In fact, when my agent first persuaded me to publish, both I and they (Caters News Agency) thought it would NOT get in more than 3 or 4 UK papers.  I have to give much credit to Caters News at knowing how to get the photos in the press and knowing a good story.  I am a mere individual, who I have to admit, was unaware that this would be a loved story.  Indeed, I have had many encounters with cheeky monkeys before, some attempting to steal my camera, others trying to steal my car! (only kidding - but I once had a baboon in the drivers seat, hands on the steering wheel, after I left the window open in the Masaii Mara)



Here's a few comments to be found on forums or reader's comments:


"Possibly my favoutite thing ever", Chloe, West Yorkshire,

"I think I have dated him", Katie Price, Essex (and no, she hasn't dated the photographer - yet! No more phone calls please!)

Ha ha ha absolutely love these pictures, so funny!! it's hard to imagine them as wild animals", Priness Consuela Bananahammock,

"Dead ringer for Milliband", ER, London,

Awesomely done man!!! Awesome!!  Jason Ferguson, Canada

"Is anyone else seriously creeped out by those monkeys?", Sarah, USA

"The monkey's photoshop skills are equally impressive", Fertile Egg, USA

"This is how Planet of the Apes truly began", Anonymous Coward

"After reading about all the doom and gloom this made my day. Brilliant :))"  MrMuffin




I can only dream now that these little balls of fluff and joy will get more recognition and hopefully help than had been occuring before my pictures hit the news stands.  I intend in due course to contact the scientists and Indonesian department that run the national park in that isolated corner of Sulawesi to offer what help I can to those monkeys.

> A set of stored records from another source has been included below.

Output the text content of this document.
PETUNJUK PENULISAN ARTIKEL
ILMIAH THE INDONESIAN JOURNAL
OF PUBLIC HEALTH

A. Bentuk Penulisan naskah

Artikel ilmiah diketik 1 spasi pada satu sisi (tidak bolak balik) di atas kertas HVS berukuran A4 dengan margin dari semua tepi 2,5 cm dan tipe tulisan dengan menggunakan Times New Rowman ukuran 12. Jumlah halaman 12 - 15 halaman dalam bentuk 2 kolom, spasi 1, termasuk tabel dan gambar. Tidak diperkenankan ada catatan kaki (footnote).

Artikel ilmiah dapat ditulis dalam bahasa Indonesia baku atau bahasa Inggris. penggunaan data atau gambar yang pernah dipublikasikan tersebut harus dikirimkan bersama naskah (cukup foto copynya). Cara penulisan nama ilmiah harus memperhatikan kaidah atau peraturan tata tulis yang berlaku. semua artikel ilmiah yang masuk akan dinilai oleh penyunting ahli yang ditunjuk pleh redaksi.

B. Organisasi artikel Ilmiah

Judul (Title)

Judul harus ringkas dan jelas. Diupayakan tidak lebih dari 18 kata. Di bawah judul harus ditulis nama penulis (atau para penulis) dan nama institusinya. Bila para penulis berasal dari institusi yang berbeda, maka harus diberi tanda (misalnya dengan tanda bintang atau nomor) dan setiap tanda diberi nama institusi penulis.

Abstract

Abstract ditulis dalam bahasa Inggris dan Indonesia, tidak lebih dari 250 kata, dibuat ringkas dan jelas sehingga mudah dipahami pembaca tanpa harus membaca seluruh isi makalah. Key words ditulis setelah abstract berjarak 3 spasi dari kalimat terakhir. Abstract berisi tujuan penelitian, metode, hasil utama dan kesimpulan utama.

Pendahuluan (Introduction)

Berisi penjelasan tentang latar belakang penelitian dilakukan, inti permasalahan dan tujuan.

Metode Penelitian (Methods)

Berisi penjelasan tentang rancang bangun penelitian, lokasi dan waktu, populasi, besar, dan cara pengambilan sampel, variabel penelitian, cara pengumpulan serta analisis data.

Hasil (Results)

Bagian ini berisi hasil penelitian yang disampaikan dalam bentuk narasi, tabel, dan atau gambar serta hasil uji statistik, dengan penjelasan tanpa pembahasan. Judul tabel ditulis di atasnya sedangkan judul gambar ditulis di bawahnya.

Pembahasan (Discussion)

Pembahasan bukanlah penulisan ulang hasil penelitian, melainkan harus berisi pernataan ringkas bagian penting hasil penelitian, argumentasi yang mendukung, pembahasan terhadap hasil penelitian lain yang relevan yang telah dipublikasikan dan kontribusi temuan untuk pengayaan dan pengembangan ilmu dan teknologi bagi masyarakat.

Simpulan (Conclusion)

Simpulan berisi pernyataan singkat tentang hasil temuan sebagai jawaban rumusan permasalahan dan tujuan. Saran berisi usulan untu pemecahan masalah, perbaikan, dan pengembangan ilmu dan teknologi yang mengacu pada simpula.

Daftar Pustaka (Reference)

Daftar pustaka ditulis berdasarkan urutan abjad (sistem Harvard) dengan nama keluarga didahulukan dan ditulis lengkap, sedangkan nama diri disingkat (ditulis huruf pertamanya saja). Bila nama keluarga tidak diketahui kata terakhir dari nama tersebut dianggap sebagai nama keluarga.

Sulawesi Macaque copyright David J Slater


Buton macaque  Macaca ochreata brunnescens

Buton Island lies at the extreme south-eastern tip of Sulawesi.  Here is found a variant of the common Booted macaque of the Sulawesi mainland, often taken to be a subspecies.   



Sulawesi Macaque copyright David J Slater


Here we can see the distinguishing pale "boots" of the macaque.  These macaques live in rainforest habitat, with home ranges of only a square kilometre or two.  Group sizes are quite small at around 20 individuals, but where these monkeys are exploiting farm crops within villages, their numbers swell to double this or more.



Sulawesi Macaque copyright David J Slater


Here, a mature male is attempting to steal coconuts....



Sulawesi Macaque copyright David J Slater

....and here it's sweet potato.

Sulawesi, and indeed all tropical rainforest requires from the photographer some super-human affort to record what they witness.  Diplomacy and asking local (western) scientists for help is all part of the process, and believe me, this is often more difficult than the physical demands on the body.  I often look at the photos and say, hey that looks easy!  But anyone who as ever been to the tropical rainforests of Asia and elsewhere with a camera will know exactly what I am trying to say.  Monkey photography especially requires dedication and patience in the extreme.  It's tough, even for an experienced mountaineer like myself, used to harsh environments and danger.  Give it a go if you think I am talking silly!